Batı’nın İslam dünyasında Müslümanların önüne koydukları İslam projesinin çerçevesi budur!
Vehhâbîlik, bu projede yer alan bir ünite ve bir bölümdür."
Ahmet Akışık yazısını şöyle sürdürdü:
"Ülkemizdeki Vehhâbî zihniyetine ve inanışına sahip olanlar, Diyanet’i, İHL’ni, İlahiyat/İslami İlimler Fakültelerini ve bazı Vakıfları, kendileri için uygun yayılma ve faaliyet alanları olarak görmektedirler.
20 sene önce camilerimizde bazı Vehhâbî zihniyetine sahip vaiz ve müftüler, Ka’be ve Medine imamlarını iftiharla taklit eden vaazlar (!) veriyorlardı. Bu son 20 sene içinde, üst yönetim tarafından – şehidlere ölü demeyiniz, onlar diridir – âyeti, sık söylenmeye başlayınca, bu kişilerin sesleri kesildi.
Vehhâbîler, mübarek gün ve gecelerin kutlanmasına, mevlid okunmasına, sakal-ı şerif ve mukaddes emanetlere saygı gösterilmesine karşıdırlar. Bazı Modernist İlahiyatçı ve din görevlilerinin bu konuda Vehhâbîler gibi düşündükleri ve inandıklarına dair kitap, seminer ve videoları mevcuttur.
Vehhâbîler, cami ve mescidlerde kubbe altında Hazret-i Peygamber’in mübarek ismi ile Hulefâ-i Râşidîn’in ism-i şeriflerinin asılmasını putçuluk olarak görmekte ve bu isimlere put gözüyle bakmaktadırlar. Selçuklu ve Osmanlının bütün cami ve mescidlerinde bu mübarek isimler bulunmaktadır. Harem-i Şerif dahil, hiçbir Vehhâbî cami ve mescidinde bu şerefli isimler yoktur ve asılması yasaktır.

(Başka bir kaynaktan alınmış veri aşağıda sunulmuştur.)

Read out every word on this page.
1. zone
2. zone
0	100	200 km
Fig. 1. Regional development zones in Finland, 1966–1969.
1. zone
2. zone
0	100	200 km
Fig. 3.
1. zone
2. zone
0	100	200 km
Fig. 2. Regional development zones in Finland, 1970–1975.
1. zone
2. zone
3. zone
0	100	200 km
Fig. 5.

İstanbul İlahiyat Fakultesi Camii ile Ankara’da şimdiki DİB Camiinde kubbe altında da bu mübarek isimler yoktur. Dünyaya gelince, Vehhâbîlerin el atmadıkları bir İslam bölgesi yok gibidir. Avrupa ve Amerika’da mescidlerin çoğu onların elindedir."